Маркушка от этих разговоров испытывал неприятное волнение и страшно завидовал Пестерю и Кайло, которые могли получить удовлетворение оскорбленной чести; а он должен был оставаться безучастным зрителем этой драмы. Курсы полдневских женщин действительно поднялись на небывалую высоту в силу того экономического закона, по которому превышение спроса увеличивает цену предметов потребления. Но Маркушка, как Пестерь и Кайло, совсем были незнакомы с основными аксиомами политической экономии и одинаково были далеки как от христианского смирения, так и от безропотного повиновения железным законам природы.

– Вы их заманите обманом… – советовал несколько раз Маркушка.

– Нейдут, шельмы!.. Пестерь обещал Домашке новый сарафан, да нейдет.
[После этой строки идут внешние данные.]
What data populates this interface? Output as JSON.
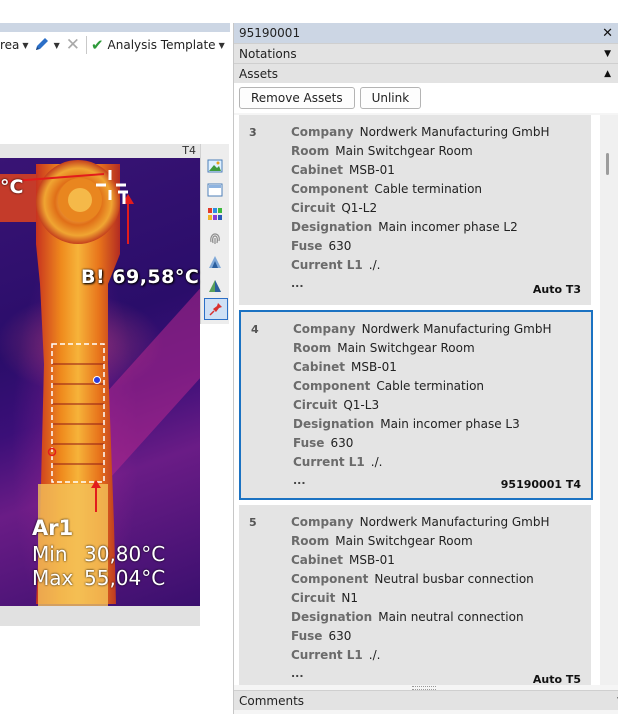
{
  "toolbar": {
    "area_label": "rea",
    "analysis_template_label": "Analysis Template"
  },
  "thermal": {
    "tag": "T4",
    "spot_left_label": "°C",
    "spot_b_label": "B! 69,58°C",
    "area_title": "Ar1",
    "min_label": "Min",
    "min_value": "30,80°C",
    "max_label": "Max",
    "max_value": "55,04°C"
  },
  "side_tools": [
    "image-icon",
    "window-icon",
    "palette-icon",
    "fingerprint-icon",
    "stack-icon",
    "analysis-icon",
    "pin-icon"
  ],
  "panel": {
    "title": "95190001",
    "sections": {
      "notations": "Notations",
      "assets": "Assets",
      "comments": "Comments"
    },
    "buttons": {
      "remove_assets": "Remove Assets",
      "unlink": "Unlink"
    }
  },
  "assets": [
    {
      "num": "3",
      "fields": [
        {
          "k": "Company",
          "v": "Nordwerk Manufacturing GmbH"
        },
        {
          "k": "Room",
          "v": "Main Switchgear Room"
        },
        {
          "k": "Cabinet",
          "v": "MSB-01"
        },
        {
          "k": "Component",
          "v": "Cable termination"
        },
        {
          "k": "Circuit",
          "v": "Q1-L2"
        },
        {
          "k": "Designation",
          "v": "Main incomer phase L2"
        },
        {
          "k": "Fuse",
          "v": "630"
        },
        {
          "k": "Current L1",
          "v": "./."
        }
      ],
      "more": "...",
      "foot": "Auto T3",
      "selected": false
    },
    {
      "num": "4",
      "fields": [
        {
          "k": "Company",
          "v": "Nordwerk Manufacturing GmbH"
        },
        {
          "k": "Room",
          "v": "Main Switchgear Room"
        },
        {
          "k": "Cabinet",
          "v": "MSB-01"
        },
        {
          "k": "Component",
          "v": "Cable termination"
        },
        {
          "k": "Circuit",
          "v": "Q1-L3"
        },
        {
          "k": "Designation",
          "v": "Main incomer phase L3"
        },
        {
          "k": "Fuse",
          "v": "630"
        },
        {
          "k": "Current L1",
          "v": "./."
        }
      ],
      "more": "...",
      "foot": "95190001 T4",
      "selected": true
    },
    {
      "num": "5",
      "fields": [
        {
          "k": "Company",
          "v": "Nordwerk Manufacturing GmbH"
        },
        {
          "k": "Room",
          "v": "Main Switchgear Room"
        },
        {
          "k": "Cabinet",
          "v": "MSB-01"
        },
        {
          "k": "Component",
          "v": "Neutral busbar connection"
        },
        {
          "k": "Circuit",
          "v": "N1"
        },
        {
          "k": "Designation",
          "v": "Main neutral connection"
        },
        {
          "k": "Fuse",
          "v": "630"
        },
        {
          "k": "Current L1",
          "v": "./."
        }
      ],
      "more": "...",
      "foot": "Auto T5",
      "selected": false
    }
  ],
  "colors": {
    "selection": "#1b72c2",
    "title_bar": "#ccd6e4",
    "check": "#2e9a3a"
  }
}
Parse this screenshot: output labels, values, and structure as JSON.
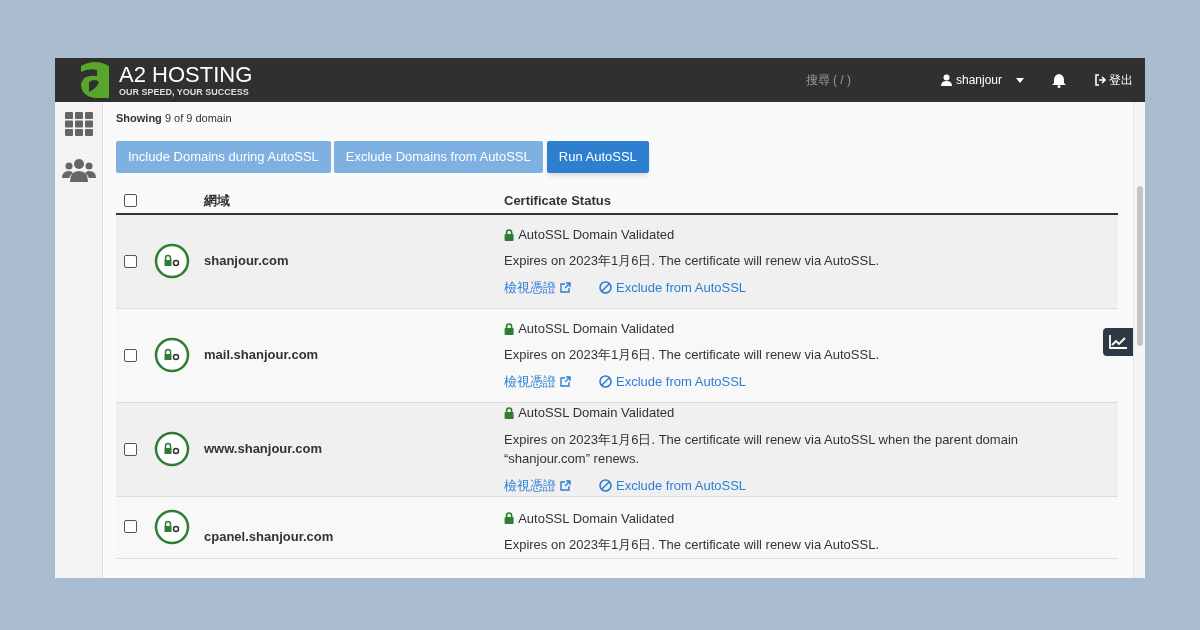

Маркушка опять волновался. Его воображение мучили самые ревнивые картины, перед которыми отступала на мгновение даже мысль о смерти. А смерть стояла за плечами… Маркушка чувствовал ее приближение своим немевшим разбитым телом. Наступление весны убеждало его в этом еще более. Когда и в его лачугу заползал солнечный луч, долго игравший на грязном полу, Маркушка чувствовал, что никакому солнцу уже не согреть его, как чувствовал то, что последний запас жизненной силы уйдет от него вместе с вешней водой. Эта вешняя вода и пугала и радовала его. Лежа с закрытыми глазами, Маркушка часто испытывал совершенно особенное чувство: его именно подхватывала эта вешняя вода и с увеличивающейся быстротой начинала нести вперед, как несет пловца быстрая река. Кругом Маркушки неслось все, и он просыпался с глухим стоном и, как утопающий, с радостью коснеющими руками хватался за впечатления действительности. С наступлением весны эти мучительные сны стали повторяться чаще, стоило только Маркушке закрыть глаза. Вода журчала на полу его лачуги, пенистые валы разбивались о стены, на улице бушевал бурный клокочущий потоп, и беспощадная стихийная сила подступала все ближе и ближе, подмывая существование Маркушки. Даже открыв глаза, он долго не мог освободиться от страшных звуков: вода продолжала у него журчать в ушах и точно переливалась в самом мозгу.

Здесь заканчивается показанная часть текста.